Les Marocains de la classe moyenne supérieure sont de plus en plus nombreux à passer leurs vacances d'été à l’étranger. Selon le vice-président de la Confédération nationale du tourisme (CNT), ce choix est souvent motivé par des considérations financières plus intéressantes mais également par un environnement et une qualité qu’ils ne trouvent pas dans les stations touristiques marocaines.

Tourisme: le Maroc séduit de moins en moins sa propre classe moyenne supérieure

Le 15 juillet 2019 à 15h46

Modifié 11 avril 2021 à 2h42

Les Marocains de la classe moyenne supérieure sont de plus en plus nombreux à passer leurs vacances d'été à l’étranger.
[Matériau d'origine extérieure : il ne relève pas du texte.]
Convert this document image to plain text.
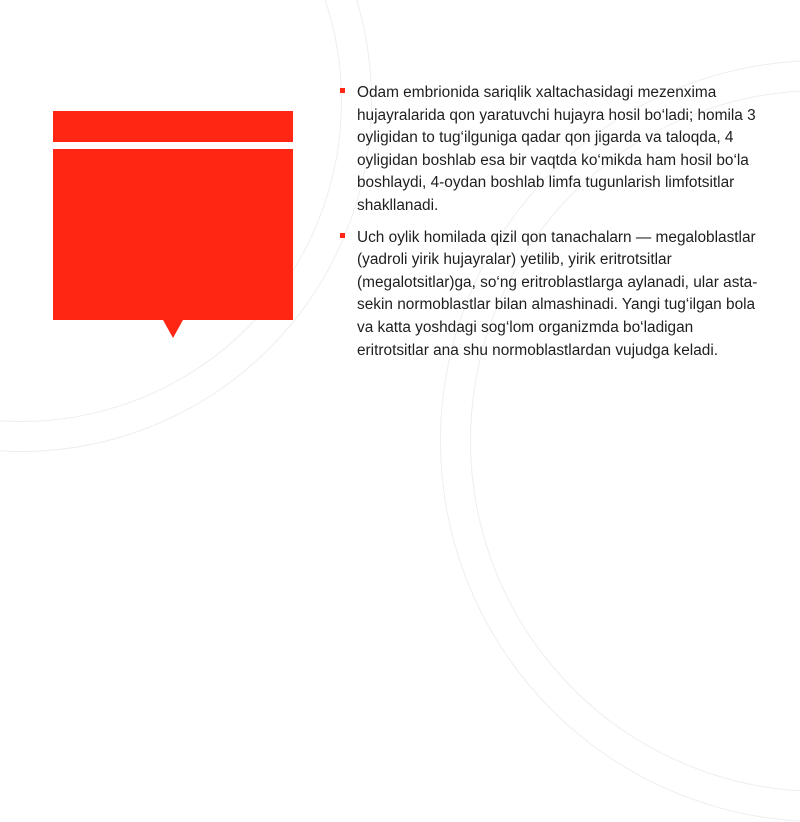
Odam embrionida sariqlik xaltachasidagi mezenxima hujayralarida qon yaratuvchi hujayra hosil bo‘ladi; homila 3 oyligidan to tug‘ilguniga qadar qon jigarda va taloqda, 4 oyligidan boshlab esa bir vaqtda ko‘mikda ham hosil bo‘la boshlaydi, 4-oydan boshlab limfa tugunlarish limfotsitlar shakllanadi.

Uch oylik homilada qizil qon tanachalarn — megaloblastlar (yadroli yirik hujayralar) yetilib, yirik eritrotsitlar (megalotsitlar)ga, so‘ng eritroblastlarga aylanadi, ular asta-sekin normoblastlar bilan almashinadi. Yangi tug‘ilgan bola va katta yoshdagi sog‘lom organizmda bo‘ladigan eritrotsitlar ana shu normoblastlardan vujudga keladi.
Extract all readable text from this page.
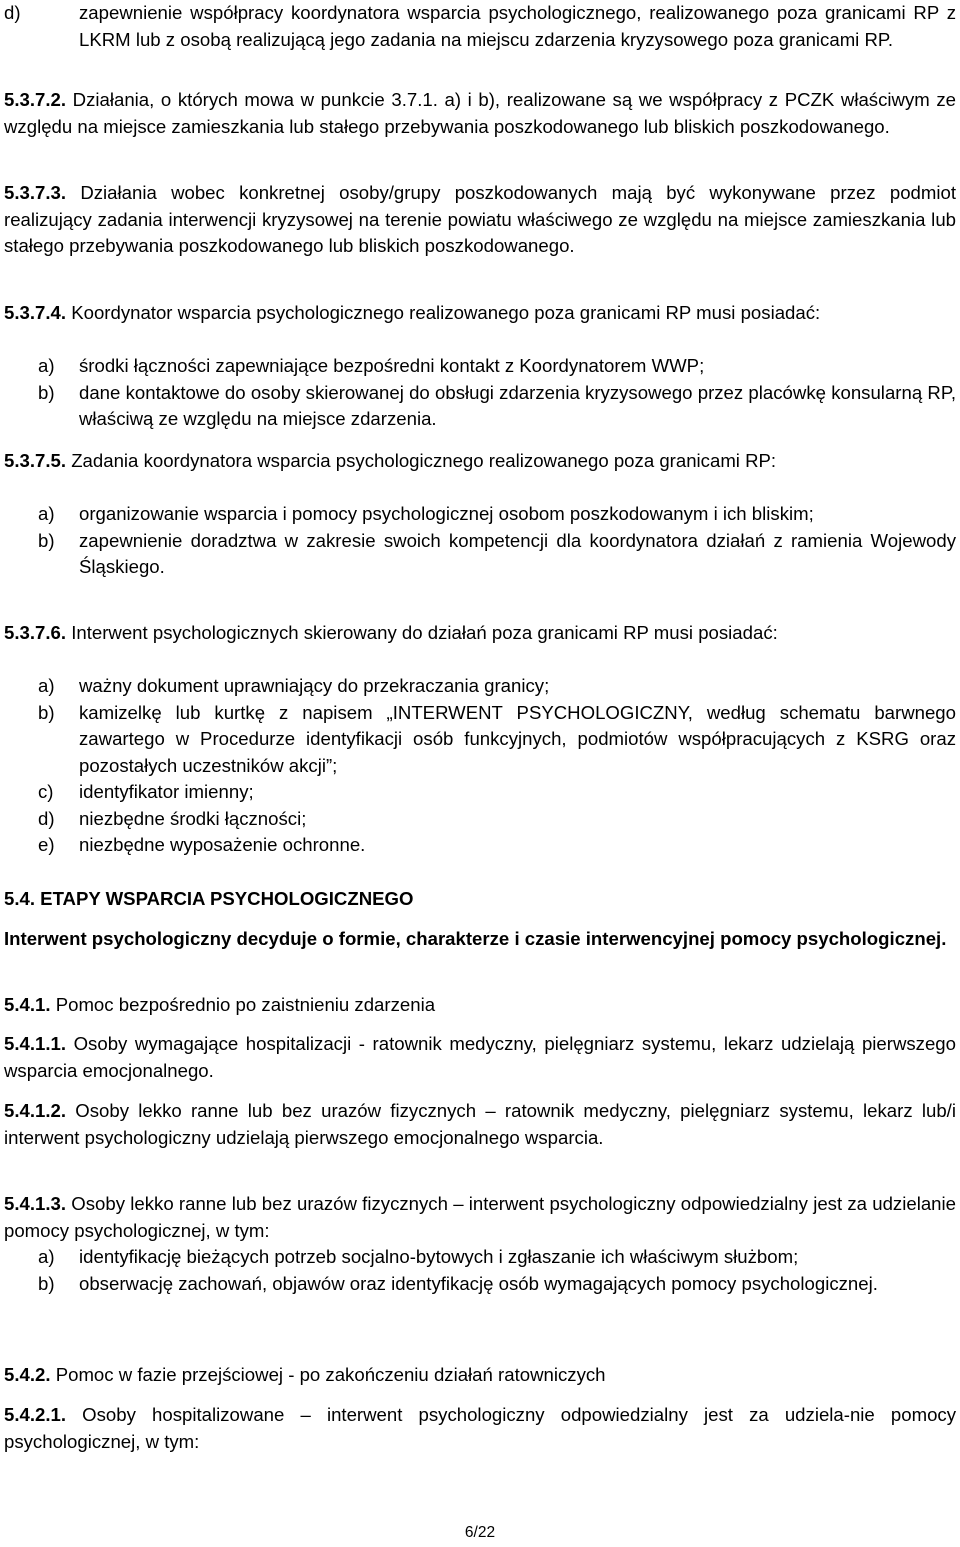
d)	zapewnienie współpracy koordynatora wsparcia psychologicznego, realizowanego poza granicami RP z LKRM lub z osobą realizującą jego zadania na miejscu zdarzenia kryzysowego poza granicami RP.

5.3.7.2. Działania, o których mowa w punkcie 3.7.1. a) i b), realizowane są we współpracy z PCZK właściwym ze względu na miejsce zamieszkania lub stałego przebywania poszkodowanego lub bliskich poszkodowanego.

5.3.7.3. Działania wobec konkretnej osoby/grupy poszkodowanych mają być wykonywane przez podmiot realizujący zadania interwencji kryzysowej na terenie powiatu właściwego ze względu na miejsce zamieszkania lub stałego przebywania poszkodowanego lub bliskich poszkodowanego.

5.3.7.4. Koordynator wsparcia psychologicznego realizowanego poza granicami RP musi posiadać:

a) środki łączności zapewniające bezpośredni kontakt z Koordynatorem WWP;
b) dane kontaktowe do osoby skierowanej do obsługi zdarzenia kryzysowego przez placówkę konsularną RP, właściwą ze względu na miejsce zdarzenia.

5.3.7.5. Zadania koordynatora wsparcia psychologicznego realizowanego poza granicami RP:

a) organizowanie wsparcia i pomocy psychologicznej osobom poszkodowanym i ich bliskim;
b) zapewnienie doradztwa w zakresie swoich kompetencji dla koordynatora działań z ramienia Wojewody Śląskiego.

5.3.7.6. Interwent psychologicznych skierowany do działań poza granicami RP musi posiadać:

a) ważny dokument uprawniający do przekraczania granicy;
b) kamizelkę lub kurtkę z napisem „INTERWENT PSYCHOLOGICZNY, według schematu barwnego zawartego w Procedurze identyfikacji osób funkcyjnych, podmiotów współpracujących z KSRG oraz pozostałych uczestników akcji”;
c) identyfikator imienny;
d) niezbędne środki łączności;
e) niezbędne wyposażenie ochronne.

5.4. ETAPY WSPARCIA PSYCHOLOGICZNEGO

Interwent psychologiczny decyduje o formie, charakterze i czasie interwencyjnej pomocy psychologicznej.

5.4.1. Pomoc bezpośrednio po zaistnieniu zdarzenia

5.4.1.1. Osoby wymagające hospitalizacji - ratownik medyczny, pielęgniarz systemu, lekarz udzielają pierwszego wsparcia emocjonalnego.

5.4.1.2. Osoby lekko ranne lub bez urazów fizycznych – ratownik medyczny, pielęgniarz systemu, lekarz lub/i interwent psychologiczny udzielają pierwszego emocjonalnego wsparcia.

5.4.1.3. Osoby lekko ranne lub bez urazów fizycznych – interwent psychologiczny odpowiedzialny jest za udzielanie pomocy psychologicznej, w tym:

a) identyfikację bieżących potrzeb socjalno-bytowych i zgłaszanie ich właściwym służbom;
b) obserwację zachowań, objawów oraz identyfikację osób wymagających pomocy psychologicznej.

5.4.2. Pomoc w fazie przejściowej - po zakończeniu działań ratowniczych

5.4.2.1. Osoby hospitalizowane – interwent psychologiczny odpowiedzialny jest za udziela-nie pomocy psychologicznej, w tym:

6/22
Selon le vice-président de la Confédération nationale du tourisme (CNT), ce choix est souvent motivé par des considérations financières plus intéressantes mais également par un environnement et une qualité qu’ils ne trouvent pas dans les stations touristiques marocaines.

D’une année à l'autre, le montant des dépenses de voyages à l’étranger des Marocains augmente à un rythme soutenu qui impacte de plus en plus négativement le solde de la balance des voyages.

Ainsi, en 2018, les Marocains ont dépensé 18,9 milliards de dirhams contre 17,35 MMDH en 2017 et 14,35 MMDH en 2016.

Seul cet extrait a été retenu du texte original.